If you're like me at all (and I suspect that many gardeners are), you probably have several reasons you garden - several passions that gardening feeds - several functions that gardening performs in your life....
I garden because it's a form of exercise that I enjoy and it gets me outside, in the fresh air.
I garden to increase our property value (I hope).
Most of all, though, I garden because it's my way of doing something very concrete, very local, and very specific to make the world healthier and more ALIVE. I garden, and I garden the way I do, because it's my way of helping to heal the life force on our planet, which seems to be in serious danger from the increasing human assaults on it over the last 100 years or so.
"Okay, Cynth, " I can almost hear you sigh. "What brought this up? Can't we just look at pretty pictures and move on?"
Well, of course you can. But I read something the other day that really got me thinking about my role as a gardener. Ben Vogt of Nebraska, who blogs at The Deep Middle, posted a commentary that struck a deep chord with me: "Is There Any Difference Between a Land Ethic and a Garden Ethic?"
Hmmm. Is there? Why DO I garden? Why do most people garden?
Ben started his thought-provoking post by quoting bits and pieces from Aldo Leopold's wonderful statement about developing a land ethic, as written in A Sand County Almanac. Leopold finished writing this small, but important, three part book in 1948, just before he died. The book was published a year later. I think the most concise statement of Leopold's land ethic is actually written in Leopold's own forward to this book, "We abuse land because we regard it as a commodity belonging to us. When we see land as a community to which we belong, we may begin to use it with love and respect." (My italics)
Filling the last 25 pages of A Sand County Almanac, the entirety of Leopold's "The Land Ethic" is certainly too long for me to quote here, but it's well worth reading...and rereading. In it, he moves from showing how we humans have developed our ethical codes, first working on the relationships between individual humans and later developing codes such as the Golden Rule and democracy for how the individual relates to society as a whole and how society relates back to the individual. Now, Leopold believed, it had become necessary to develop another layer to our ethical codes to govern how humans related to the land and to the plants and animals that shared it with them. Otherwise, in Leopold's words, "There is no other way for land to survive the impact of mechanized man...."
Aldo Leopold wrote in 1948 and presumably developed his ideas even earlier. What would he say about the way we treat the land, and the plants and animals on it, now? I'm rather glad he's not around to see what we've done and, even worse, what we're in the process of doing.

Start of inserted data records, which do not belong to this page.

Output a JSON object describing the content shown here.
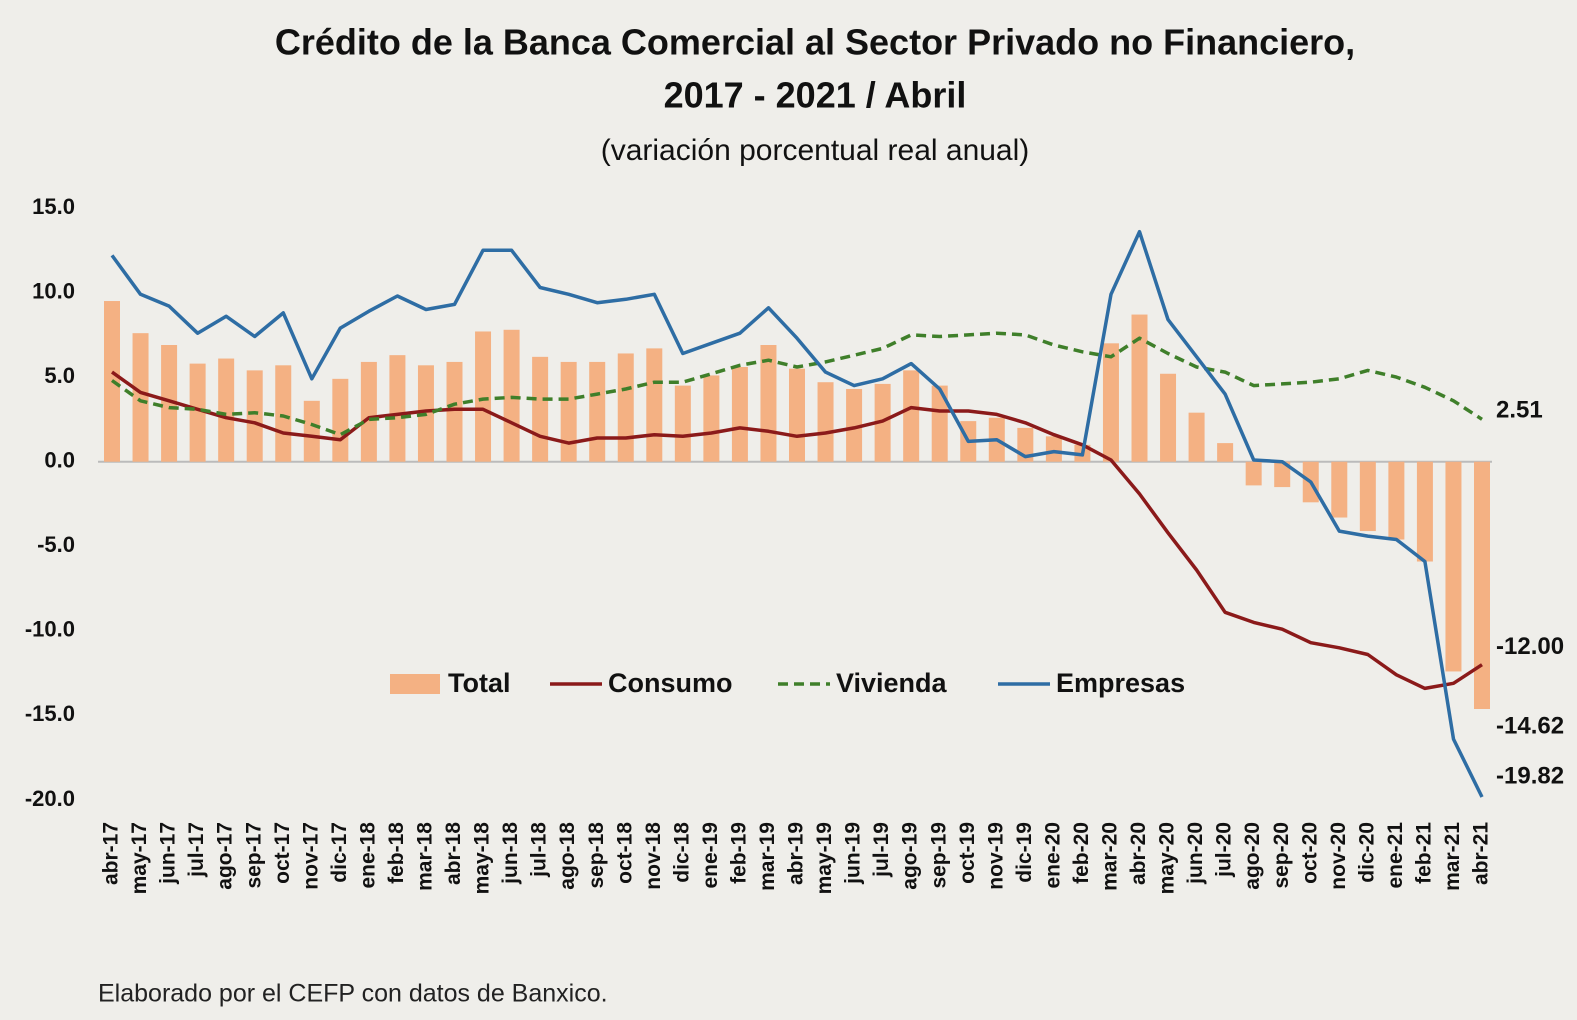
{
  "chart_data": {
    "type": "combo",
    "title": "Crédito de la Banca Comercial al Sector Privado no Financiero,",
    "title_line2": "2017 - 2021 / Abril",
    "subtitle": "(variación porcentual real anual)",
    "source": "Elaborado por el CEFP con datos de Banxico.",
    "categories": [
      "abr-17",
      "may-17",
      "jun-17",
      "jul-17",
      "ago-17",
      "sep-17",
      "oct-17",
      "nov-17",
      "dic-17",
      "ene-18",
      "feb-18",
      "mar-18",
      "abr-18",
      "may-18",
      "jun-18",
      "jul-18",
      "ago-18",
      "sep-18",
      "oct-18",
      "nov-18",
      "dic-18",
      "ene-19",
      "feb-19",
      "mar-19",
      "abr-19",
      "may-19",
      "jun-19",
      "jul-19",
      "ago-19",
      "sep-19",
      "oct-19",
      "nov-19",
      "dic-19",
      "ene-20",
      "feb-20",
      "mar-20",
      "abr-20",
      "may-20",
      "jun-20",
      "jul-20",
      "ago-20",
      "sep-20",
      "oct-20",
      "nov-20",
      "dic-20",
      "ene-21",
      "feb-21",
      "mar-21",
      "abr-21"
    ],
    "ylim": [
      -20,
      15
    ],
    "yticks": [
      {
        "value": -20,
        "label": "-20.0"
      },
      {
        "value": -15,
        "label": "-15.0"
      },
      {
        "value": -10,
        "label": "-10.0"
      },
      {
        "value": -5,
        "label": "-5.0"
      },
      {
        "value": 0,
        "label": "0.0"
      },
      {
        "value": 5,
        "label": "5.0"
      },
      {
        "value": 10,
        "label": "10.0"
      },
      {
        "value": 15,
        "label": "15.0"
      }
    ],
    "series": [
      {
        "name": "Total",
        "type": "bar",
        "color": "#f4b183",
        "label_color": "#c55a11",
        "values": [
          9.5,
          7.6,
          6.9,
          5.8,
          6.1,
          5.4,
          5.7,
          3.6,
          4.9,
          5.9,
          6.3,
          5.7,
          5.9,
          7.7,
          7.8,
          6.2,
          5.9,
          5.9,
          6.4,
          6.7,
          4.5,
          5.1,
          5.6,
          6.9,
          5.5,
          4.7,
          4.3,
          4.6,
          5.4,
          4.5,
          2.4,
          2.6,
          2.0,
          1.5,
          1.0,
          7.0,
          8.7,
          5.2,
          2.9,
          1.1,
          -1.4,
          -1.5,
          -2.4,
          -3.3,
          -4.1,
          -4.6,
          -5.9,
          -12.4,
          -14.62
        ],
        "value_labels": [
          null,
          null,
          null,
          null,
          null,
          null,
          null,
          null,
          null,
          null,
          null,
          null,
          null,
          null,
          null,
          null,
          null,
          null,
          null,
          null,
          null,
          null,
          null,
          null,
          null,
          null,
          null,
          null,
          null,
          null,
          null,
          null,
          null,
          null,
          null,
          null,
          null,
          null,
          null,
          null,
          null,
          null,
          null,
          null,
          null,
          null,
          null,
          null,
          "-14.62"
        ]
      },
      {
        "name": "Consumo",
        "type": "line",
        "color": "#8b1a1a",
        "dashed": false,
        "label_color": "#8b1a1a",
        "values": [
          5.3,
          4.1,
          3.6,
          3.1,
          2.6,
          2.3,
          1.7,
          1.5,
          1.3,
          2.6,
          2.8,
          3.0,
          3.1,
          3.1,
          2.3,
          1.5,
          1.1,
          1.4,
          1.4,
          1.6,
          1.5,
          1.7,
          2.0,
          1.8,
          1.5,
          1.7,
          2.0,
          2.4,
          3.2,
          3.0,
          3.0,
          2.8,
          2.3,
          1.6,
          1.0,
          0.1,
          -1.9,
          -4.2,
          -6.4,
          -8.9,
          -9.5,
          -9.9,
          -10.7,
          -11.0,
          -11.4,
          -12.6,
          -13.4,
          -13.1,
          -12.0
        ],
        "value_labels": [
          null,
          null,
          null,
          null,
          null,
          null,
          null,
          null,
          null,
          null,
          null,
          null,
          null,
          null,
          null,
          null,
          null,
          null,
          null,
          null,
          null,
          null,
          null,
          null,
          null,
          null,
          null,
          null,
          null,
          null,
          null,
          null,
          null,
          null,
          null,
          null,
          null,
          null,
          null,
          null,
          null,
          null,
          null,
          null,
          null,
          null,
          null,
          null,
          "-12.00"
        ]
      },
      {
        "name": "Vivienda",
        "type": "line",
        "color": "#3f7f2a",
        "dashed": true,
        "label_color": "#3f7f2a",
        "values": [
          4.8,
          3.6,
          3.2,
          3.1,
          2.8,
          2.9,
          2.7,
          2.2,
          1.6,
          2.5,
          2.6,
          2.8,
          3.4,
          3.7,
          3.8,
          3.7,
          3.7,
          4.0,
          4.3,
          4.7,
          4.7,
          5.2,
          5.7,
          6.0,
          5.6,
          5.9,
          6.3,
          6.7,
          7.5,
          7.4,
          7.5,
          7.6,
          7.5,
          6.9,
          6.5,
          6.2,
          7.3,
          6.4,
          5.6,
          5.3,
          4.5,
          4.6,
          4.7,
          4.9,
          5.4,
          5.0,
          4.4,
          3.6,
          2.51
        ],
        "value_labels": [
          null,
          null,
          null,
          null,
          null,
          null,
          null,
          null,
          null,
          null,
          null,
          null,
          null,
          null,
          null,
          null,
          null,
          null,
          null,
          null,
          null,
          null,
          null,
          null,
          null,
          null,
          null,
          null,
          null,
          null,
          null,
          null,
          null,
          null,
          null,
          null,
          null,
          null,
          null,
          null,
          null,
          null,
          null,
          null,
          null,
          null,
          null,
          null,
          "2.51"
        ]
      },
      {
        "name": "Empresas",
        "type": "line",
        "color": "#2e6da4",
        "dashed": false,
        "label_color": "#2e6da4",
        "values": [
          12.2,
          9.9,
          9.2,
          7.6,
          8.6,
          7.4,
          8.8,
          4.9,
          7.9,
          8.9,
          9.8,
          9.0,
          9.3,
          12.5,
          12.5,
          10.3,
          9.9,
          9.4,
          9.6,
          9.9,
          6.4,
          7.0,
          7.6,
          9.1,
          7.3,
          5.3,
          4.5,
          4.9,
          5.8,
          4.3,
          1.2,
          1.3,
          0.3,
          0.6,
          0.4,
          9.9,
          13.6,
          8.4,
          6.2,
          4.0,
          0.1,
          0.0,
          -1.2,
          -4.1,
          -4.4,
          -4.6,
          -5.9,
          -16.4,
          -19.82
        ],
        "value_labels": [
          null,
          null,
          null,
          null,
          null,
          null,
          null,
          null,
          null,
          null,
          null,
          null,
          null,
          null,
          null,
          null,
          null,
          null,
          null,
          null,
          null,
          null,
          null,
          null,
          null,
          null,
          null,
          null,
          null,
          null,
          null,
          null,
          null,
          null,
          null,
          null,
          null,
          null,
          null,
          null,
          null,
          null,
          null,
          null,
          null,
          null,
          null,
          null,
          "-19.82"
        ]
      }
    ]
  }
}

Because I am around to see what we've done and what we're currently doing, I try to treat our little 10 acres according to Leopold's Land Ethic, adopting this ethical code, to the best of my ability, as my gardening ethic. I try to treat our land, with its associated plants and animals, with love and respect, thinking of it as a community that I belong to rather than as a resource to maximize. Realizing that communities - like most complex things - are healthier when they have all of the parts that they should have, I am trying to reintroduce plants that have disappeared over the last 150 years while this parcel of land was being extensively and intensively farmed. I'm hoping that, as the plants reestablish, many of the smaller animals will find their way back too.
Towards the end of "The Land Ethic," Leopold talked about a schism among folks who work with and on the land - he called it a cleavage - that divided people into 2 camps which deeply affected their relationship to the land they worked with:
In all of these cleavages, we see repeated the same basic paradoxes: man the conqueror versus man the biotic citizen; science the sharpener of his sword versus science the searchlight on his universe; land the slave and servant versus land the collective organism. Robinson's injunction to Tristram may well be applied, at this juncture, to Homo sapiens as a species in gelogical time:
Whether you will or not
You are a King, Tristram, for you are one
Of the time-tested few that leave the world,
When they are gone, not the same place it was.
Mark what you leave.
As a gardener, which cleavage do you belong to: the conqueror or the citizen? Is your garden your slave and servant or a community that you belong to? When you are gone from your garden, what will you leave for the future? What mark will you have made?